Brackstone then set about attracting tourism by planting thousands of strawberry plants in the pattern of a huge scale model of Great Britain. He intended to conduct weddings on his property, during which soil from the appropriate British county would be sprinkled on the ground. Implementation was delayed when Australian customs authorities seized the soil Brackstone had imported from the UK, and the entire enterprise was scuttled when the strawberry fields perished during a drought.

In 1980 Bumbunga began issuing cinderella stamps portraying members of the British royal family (except Sarah, Duchess of York, whom Brackstone disliked). Later issues addressed anti-nuclear sentiments and other social causes while retaining the royal theme. Though worthless as postage, they became popular with philatelists and oddity collectors. Fifteen series of 5000 copies each were eventually produced.

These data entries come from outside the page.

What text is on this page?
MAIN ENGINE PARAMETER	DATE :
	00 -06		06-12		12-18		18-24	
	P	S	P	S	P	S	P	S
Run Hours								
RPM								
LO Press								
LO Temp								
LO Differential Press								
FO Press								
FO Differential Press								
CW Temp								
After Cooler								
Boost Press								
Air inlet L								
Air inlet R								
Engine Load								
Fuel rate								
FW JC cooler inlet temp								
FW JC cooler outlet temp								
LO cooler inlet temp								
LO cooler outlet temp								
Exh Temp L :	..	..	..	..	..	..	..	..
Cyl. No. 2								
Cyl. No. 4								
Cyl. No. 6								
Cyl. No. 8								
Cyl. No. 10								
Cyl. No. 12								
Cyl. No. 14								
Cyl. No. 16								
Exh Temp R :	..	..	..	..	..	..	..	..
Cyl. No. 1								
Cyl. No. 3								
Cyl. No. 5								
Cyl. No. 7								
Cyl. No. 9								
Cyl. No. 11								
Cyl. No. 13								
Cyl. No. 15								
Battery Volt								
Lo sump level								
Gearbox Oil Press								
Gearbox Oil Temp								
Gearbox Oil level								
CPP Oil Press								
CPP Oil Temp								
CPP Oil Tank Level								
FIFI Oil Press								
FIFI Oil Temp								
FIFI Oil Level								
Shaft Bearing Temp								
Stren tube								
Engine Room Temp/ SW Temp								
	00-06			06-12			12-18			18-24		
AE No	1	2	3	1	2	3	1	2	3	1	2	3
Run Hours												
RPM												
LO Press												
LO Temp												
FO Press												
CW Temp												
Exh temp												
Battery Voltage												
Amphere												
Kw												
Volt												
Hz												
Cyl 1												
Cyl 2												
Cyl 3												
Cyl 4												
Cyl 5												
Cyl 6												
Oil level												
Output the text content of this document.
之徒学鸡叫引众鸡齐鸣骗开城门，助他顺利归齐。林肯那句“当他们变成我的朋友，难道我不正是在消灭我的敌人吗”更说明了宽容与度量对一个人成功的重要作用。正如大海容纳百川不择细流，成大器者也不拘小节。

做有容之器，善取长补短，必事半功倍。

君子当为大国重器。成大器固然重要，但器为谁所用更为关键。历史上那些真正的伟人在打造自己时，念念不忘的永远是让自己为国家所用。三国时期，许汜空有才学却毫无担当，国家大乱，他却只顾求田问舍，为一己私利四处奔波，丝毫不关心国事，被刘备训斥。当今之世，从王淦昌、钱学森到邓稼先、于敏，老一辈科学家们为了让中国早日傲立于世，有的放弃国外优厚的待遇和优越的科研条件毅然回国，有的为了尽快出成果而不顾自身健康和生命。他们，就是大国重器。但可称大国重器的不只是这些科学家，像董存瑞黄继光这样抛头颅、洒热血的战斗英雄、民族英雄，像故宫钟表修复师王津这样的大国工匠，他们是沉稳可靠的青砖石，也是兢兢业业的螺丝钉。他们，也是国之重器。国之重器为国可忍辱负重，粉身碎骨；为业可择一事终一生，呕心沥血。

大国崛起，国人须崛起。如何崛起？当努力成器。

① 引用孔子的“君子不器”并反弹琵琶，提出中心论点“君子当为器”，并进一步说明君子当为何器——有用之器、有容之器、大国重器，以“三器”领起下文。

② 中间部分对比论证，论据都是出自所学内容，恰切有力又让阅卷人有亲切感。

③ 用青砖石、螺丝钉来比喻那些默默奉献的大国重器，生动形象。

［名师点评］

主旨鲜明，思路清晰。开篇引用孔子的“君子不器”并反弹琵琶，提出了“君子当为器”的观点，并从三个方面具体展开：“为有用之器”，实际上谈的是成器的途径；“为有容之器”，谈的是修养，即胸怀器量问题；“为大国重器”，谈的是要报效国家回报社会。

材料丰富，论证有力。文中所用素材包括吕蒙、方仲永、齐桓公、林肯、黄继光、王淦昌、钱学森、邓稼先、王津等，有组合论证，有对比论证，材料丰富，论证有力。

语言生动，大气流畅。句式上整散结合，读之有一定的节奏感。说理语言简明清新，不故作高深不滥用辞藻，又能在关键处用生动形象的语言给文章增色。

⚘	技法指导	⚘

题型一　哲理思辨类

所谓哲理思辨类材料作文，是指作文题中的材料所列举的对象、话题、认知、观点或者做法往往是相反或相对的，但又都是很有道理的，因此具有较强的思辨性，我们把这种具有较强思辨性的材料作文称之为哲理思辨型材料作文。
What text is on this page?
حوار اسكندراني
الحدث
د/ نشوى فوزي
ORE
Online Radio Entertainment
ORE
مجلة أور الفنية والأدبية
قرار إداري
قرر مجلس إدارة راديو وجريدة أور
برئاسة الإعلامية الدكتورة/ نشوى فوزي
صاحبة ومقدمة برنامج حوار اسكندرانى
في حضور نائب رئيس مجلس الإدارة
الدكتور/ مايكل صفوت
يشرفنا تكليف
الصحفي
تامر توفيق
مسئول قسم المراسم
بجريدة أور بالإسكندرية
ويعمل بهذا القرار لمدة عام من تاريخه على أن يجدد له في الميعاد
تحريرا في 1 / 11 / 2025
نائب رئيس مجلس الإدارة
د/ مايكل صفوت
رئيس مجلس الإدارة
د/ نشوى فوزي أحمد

In 1987 changes to Australian investment laws that reduced the attraction of philatelic investments led Brackstone to abandon his commercial operations, and Bumbunga slid into relative oblivion. In 1999 Brackstone was arrested and charged with possession of illegal firearms. His assertion of diplomatic immunity due to his status as Bumbunga's sovereign was unsuccessful but, according to Brackstone, the charges were ultimately dropped nevertheless. In 2018 Brackstone was interviewed at his residence in Clare, South Australia, still claiming to be Governor of the province.